The seemingly more restless mood on the BoE’s Monetary Policy Committee at least appears to contrast with that of the Reserve Bank of Australia (RBA) Board, which recently voted to lift its cash rate by a larger-than-usual increment of 0.50% - leaving it at 0.85%.

“It is important that we chart our way back to an inflation rate in the 2 to 3 per cent target range,” RBA Governor Philip Lowe told the American Chamber of Commerce in Australia (AMCHAM) on Tuesday. 


Above: Australian Dollar exchange rates and performances over selected horizons. Each exchange rate forms a part of the RBA’s trade-weighted or overall measure of the Australian Dollar. Click image for closer inspection. 


“Interest rates have a role to play here, by helping ensure that spending grows broadly in line with the economy's capacity to produce goods and services. Higher interest rates can also directly affect expectations by demonstrating the commitment of the RBA to return inflation to target,” he added.

Governor Lowe did emphasise the importance of having “a credible path back to an inflation rate of 2 to 3 per cent” but later indicated that the RBA is likely to remain patient in its approach to inflation in the months ahead.

He also emphasised that RBA policy decisions will be responsive to Australian and overseas economic data while giving three reasons for why the bank sees inflation as likely to moderate of its own accord next year, ultimately helping to bring it back to within the two-to-three percent target range. 

"High inflation damages the economy, reduces the purchasing power of people's incomes and devalues people's savings. It is also regressive, hurting most those who are least well equipped to protect themselves. So it is important that we chart our way back to an inflation rate in the 2 to 3 per cent target range. We do not need to, nor can we, get there immediately," he said.


Above: Pound to Australian Dollar rate shown at daily intervals with Fibonacci retracements of February fall - induced by the Russian invasion of Ukraine - indicating possible short and medium-term areas of technical resistance for Sterling. Click image for closer inspection. 


"Australia has long had a flexible medium-term inflation target, which, by design, can accommodate deviations of inflation from target. For a number of years inflation was below target and now it is above. What is important here is that we chart a credible path back to an inflation rate of 2 to 3 per cent,” he added.

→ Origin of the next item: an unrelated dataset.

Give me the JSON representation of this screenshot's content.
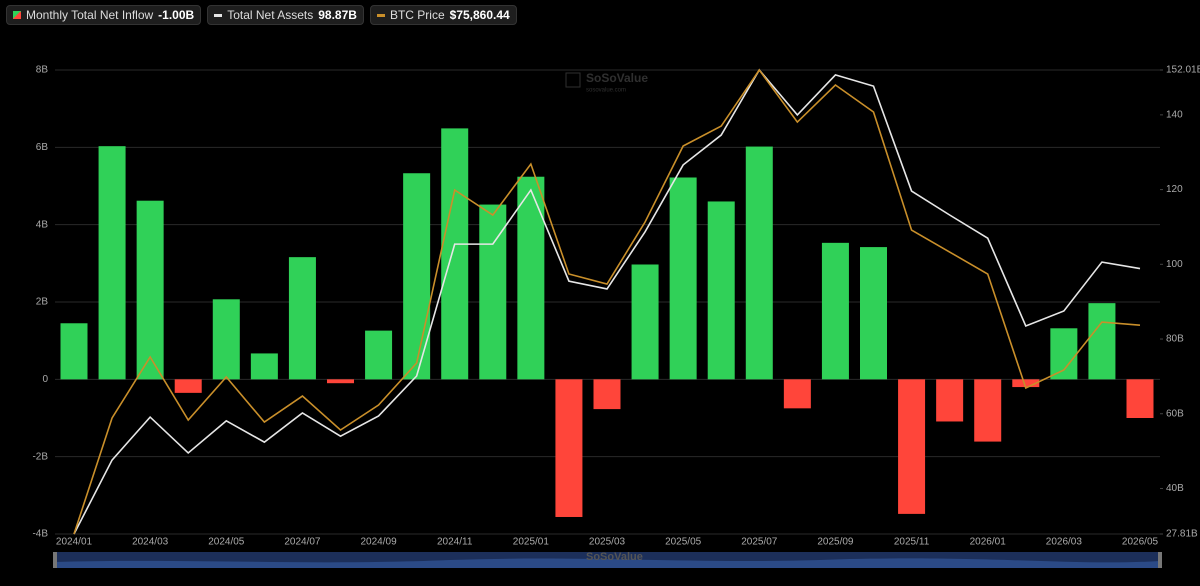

While Governor Lowe was clear that RBA interest rates are also likely to rise further in the months ahead, it's relevant that Australian inflation has been lower than in many other advanced economies and Tuesday’s remarks belied the level of concern evident in recent statements from the BoE, Fed and others.

This places a question mark over if the RBA will be likely to meet financial market expectations for a steep increase in the Australian cash rate during the months ahead, a question mark that might be likely to act as an additional headwind for the Australian Dollar in weeks ahead.

Expectations implied overnight index swaps - a form of derivative contract that can be used for hedging against, or speculating upon, changes in borrowing costs - suggest that investors and traders see the RBA’s interest rate rising much more steeply this year than those of other central banks. 

To the extent that this is the correct interpretation it would be supportive of GBP/AUD and potentially improves the prospect of it being able to recover above the 1.78 handle in the weeks ahead, which is an area of technical resistance that has stymied Sterling repeatedly this quarter.